Scuola, una riflessione su classismo, intolleranza e istruzione

Magazine, 16/02/2018.

È di questi giorni la polemica che riguarda la scuola italiana. Infatti sui giornali è uscito un rapporto alquanto inquietante su come svariati istituti superiori abbiano pubblicato sul loro Rav (Rapporto di Auto Valutazione) delle direttive su alcune fasce di studenti. E cioè che nelle loro scuole non sarebbero presenti disabili, stranieri, poveri e nomadi.

Questo ha suscitato reazioni indignate da più parti e il ministro dell’istruzione Fedeli ha aperto un’inchiesta ma è anche il segnale preoccupante di una tendenza sempre più diffusa, e non solo nella scuola, dell’esclusione delle fasce più deboli ed emarginate della società.

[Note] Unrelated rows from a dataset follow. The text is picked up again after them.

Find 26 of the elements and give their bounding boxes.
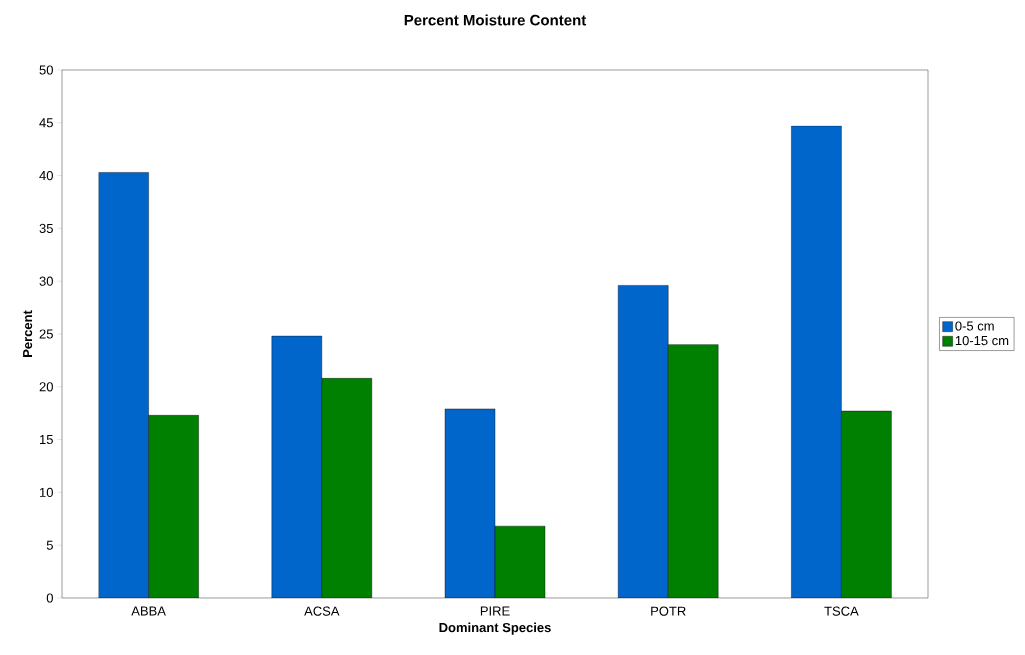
y-tick-label: 45: [39, 118, 53, 128]
y-tick-label: 0: [46, 593, 53, 603]
y-tick-label: 15: [40, 435, 53, 445]
bar: [494, 525, 546, 598]
y-axis-title: Percent: [23, 310, 33, 357]
y-tick-label: 30: [39, 276, 53, 286]
bar: [148, 415, 199, 598]
y-tick-label: 5: [46, 540, 53, 550]
x-tick-label: ACSA: [304, 606, 340, 616]
chart-title: Percent Moisture Content: [404, 14, 587, 26]
y-tick-label: 40: [39, 170, 53, 181]
x-tick-label: ABBA: [131, 606, 166, 616]
y-tick-label: 50: [39, 65, 53, 75]
bar: [668, 344, 719, 598]
y-tick-label: 20: [39, 382, 53, 392]
x-tick-label: POTR: [651, 606, 686, 616]
x-tick-label: PIRE: [480, 606, 510, 616]
y-tick-label: 25: [39, 329, 53, 339]
bar: [841, 410, 892, 598]
legend-label: 10-15 cm: [955, 335, 1009, 346]
y-tick-label: 10: [40, 487, 53, 497]
y-tick-label: 35: [39, 223, 53, 233]
x-axis-title: Dominant Species: [439, 622, 551, 635]
x-tick-label: TSCA: [824, 606, 859, 616]
legend-label: 0-5 cm: [955, 321, 994, 331]
bar: [321, 378, 373, 598]
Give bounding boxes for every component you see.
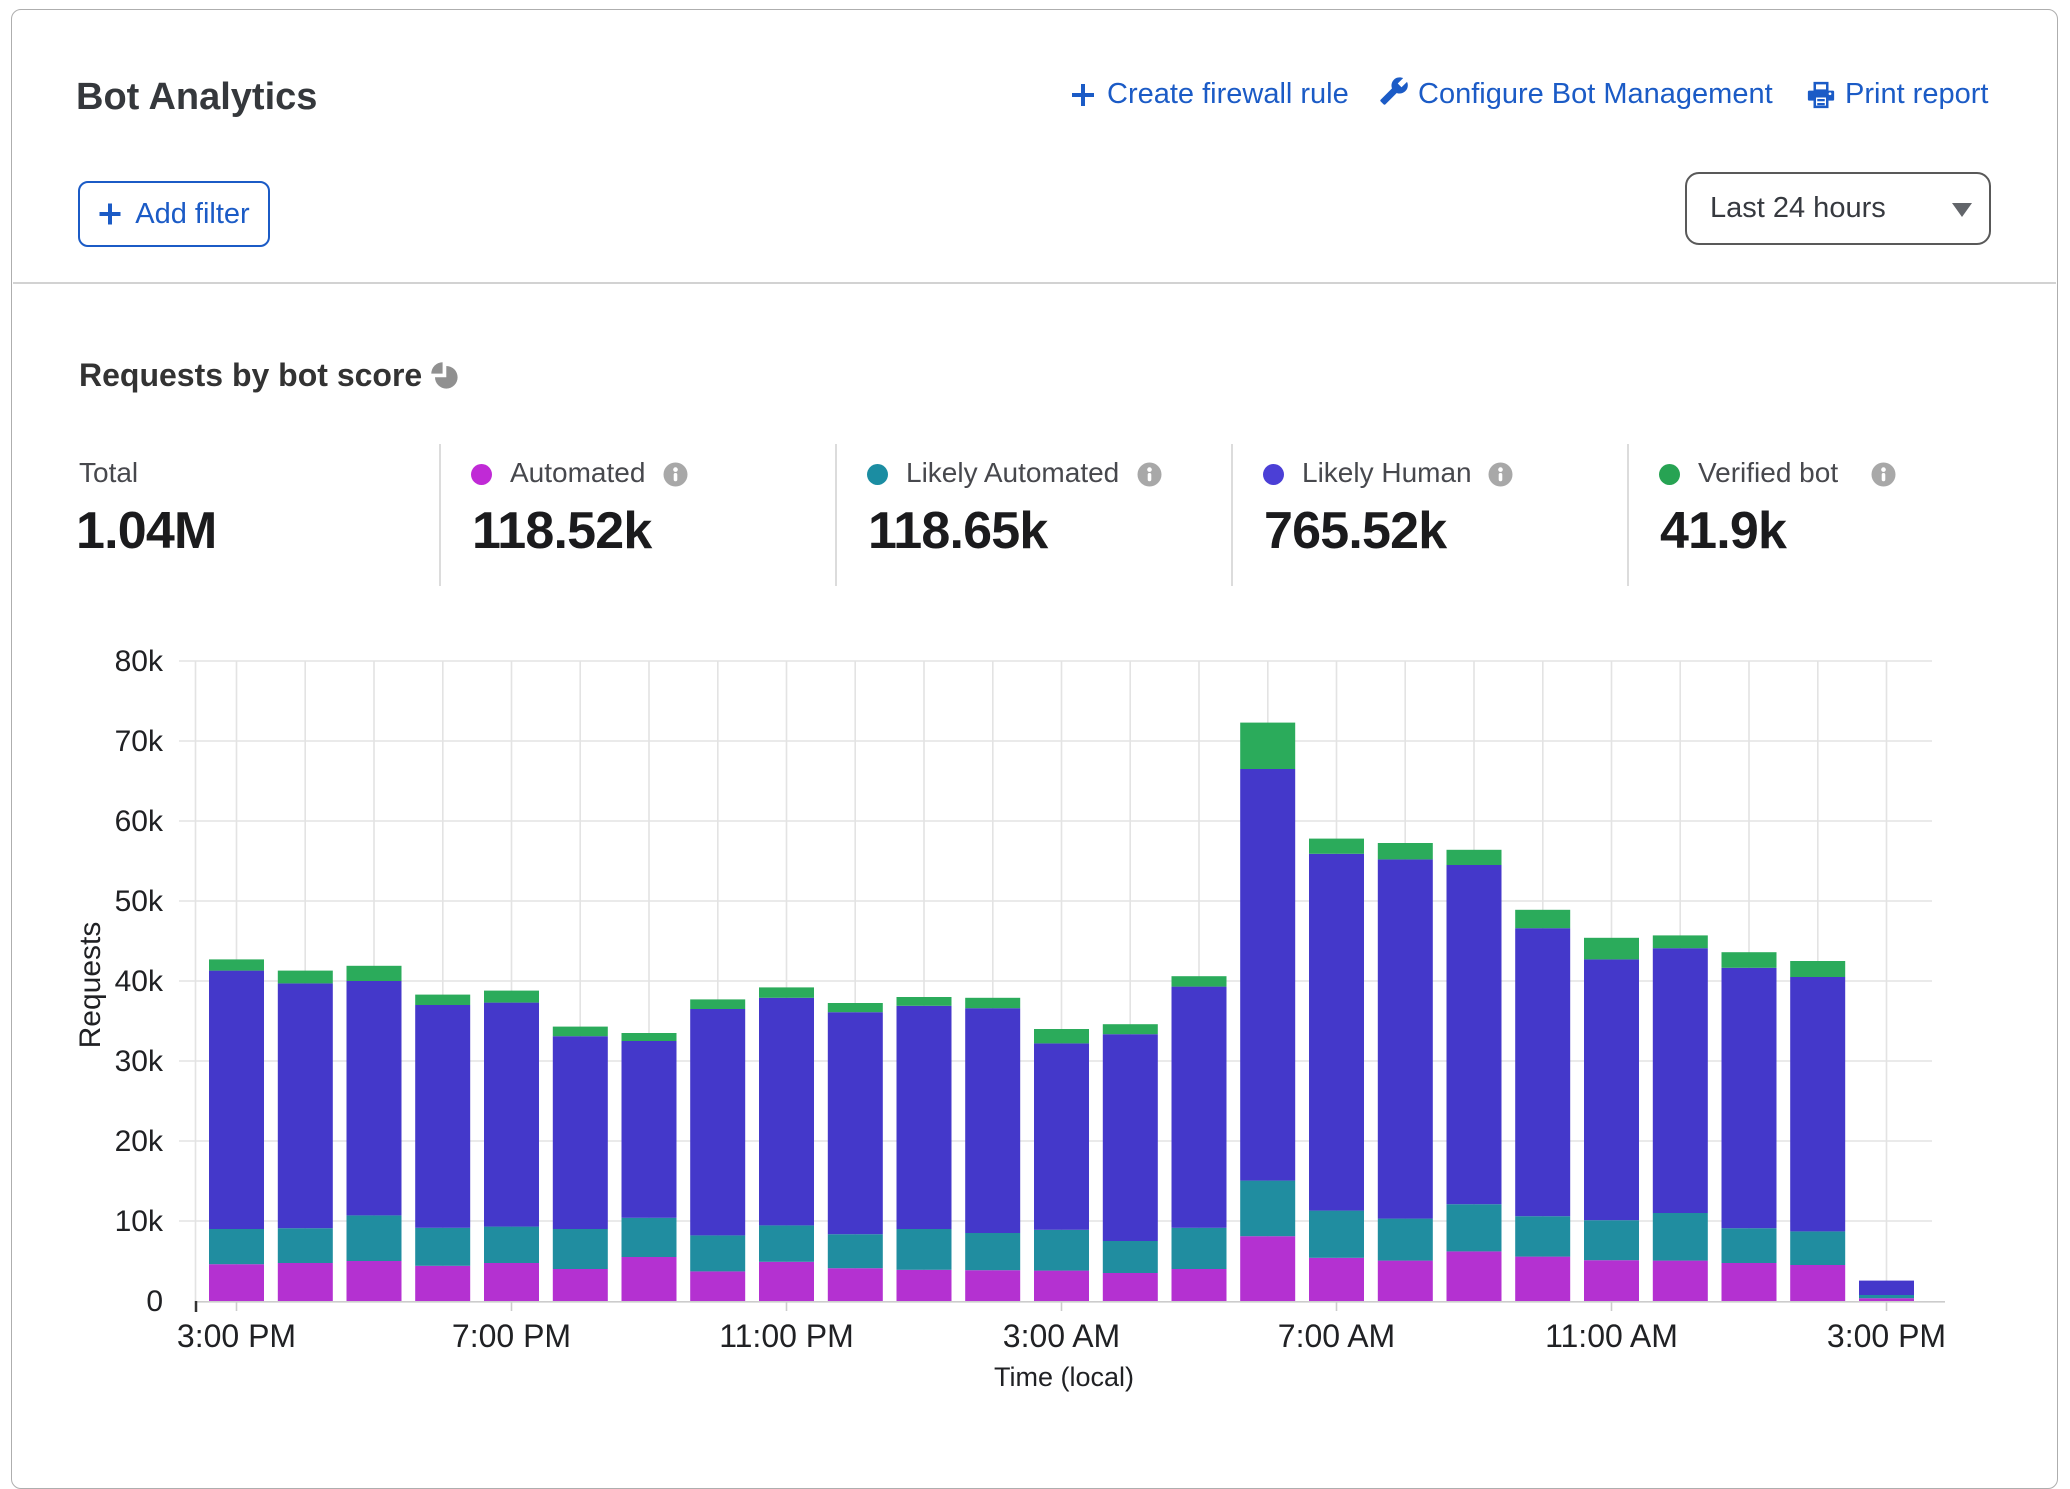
svg-text:11:00 PM: 11:00 PM — [719, 1318, 854, 1354]
svg-text:0: 0 — [146, 1285, 163, 1318]
svg-text:70k: 70k — [115, 725, 164, 758]
svg-text:30k: 30k — [115, 1045, 164, 1078]
svg-text:50k: 50k — [115, 885, 164, 918]
svg-text:40k: 40k — [115, 965, 164, 998]
svg-text:3:00 PM: 3:00 PM — [177, 1318, 296, 1354]
svg-text:Time (local): Time (local) — [994, 1362, 1134, 1392]
svg-text:20k: 20k — [115, 1125, 164, 1158]
svg-text:80k: 80k — [115, 645, 164, 678]
svg-text:7:00 AM: 7:00 AM — [1278, 1318, 1395, 1354]
svg-text:7:00 PM: 7:00 PM — [452, 1318, 571, 1354]
svg-text:60k: 60k — [115, 805, 164, 838]
svg-text:3:00 PM: 3:00 PM — [1827, 1318, 1946, 1354]
svg-text:10k: 10k — [115, 1205, 164, 1238]
svg-text:11:00 AM: 11:00 AM — [1545, 1318, 1678, 1354]
svg-text:3:00 AM: 3:00 AM — [1003, 1318, 1120, 1354]
svg-text:Requests: Requests — [74, 922, 107, 1049]
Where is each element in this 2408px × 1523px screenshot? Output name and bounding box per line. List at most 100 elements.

Da molto tempo ormai si assiste a un decadimento morale dei valori etici che influisce su ogni contesto sociale, e a questo non è immune il mondo dell’istruzione che se da una parte è aperto all’integrazione e convivenza, dall’altra dà segnali di chiusura e intolleranza verso chi è diverso per stato, cultura o religione.

Questa schizofrenia è da imputare a vari fattori, fra cui l’ignoranza e la paura. Questi due sentimenti vanno di pari passo e sono l’humus di cui si nutrono certi ambienti sociali e politici, che senza entrare nel merito influiscono anche la scuola, diventata ormai quasi un’holding dove si bada più al profitto che ai valori fondanti dell’uguaglianza e della solidarietà.

Certa scuola, almeno, si è convinta che escludendo alcune categorie sociali può sperare in un maggior interesse da parte delle famiglie più abbienti e intolleranti, e fregiarsi di essere migliore perché più selettiva. Ma davvero una maggiore selezione garantisce una migliore istruzione? Indubbiamente no, perché una scuola chiusa e refrattaria produrrà solo futuri cittadini ottusi e impreparati alle mille sfide del mondo globale.

Solo un’attenta inclusione e conoscenza di altre culture e altre dimensioni sociali da parte della scuola può prevenire l’atavica paura “dell’altro” e insegnare che ogni soggetto può costituire una ricchezza umana e spirituale a prescindere dallo stato sociale, dalla salute, dal reddito, dal colore della pelle o dalla religione.

A tutto ciò si aggiunga che lo studio è un diritto inalienabile di tutti e che la scuola italiana è sempre stata oggetto di studio e ammirazione per il suo carattere innovativo e inclusivo, pur con mille contraddizioni e incongruenze, soprattutto per quanto riguarda gli studenti disabili. Ora sembra che si stia tornando indietro di cinquant’anni, non solo per il Rav.

C’è chi ventila un ritorno alle classi speciali, alle scuole separate per i disabili, dimenticandosi di quanto fossero degradanti e umilianti. Ora, se vogliamo davvero vivere in una società civile, non buttiamo a mare decenni di lotte per una scuola aperta e solidale, e non lasciamoci travolgere dal vento insidioso dell’intolleranza e del classismo.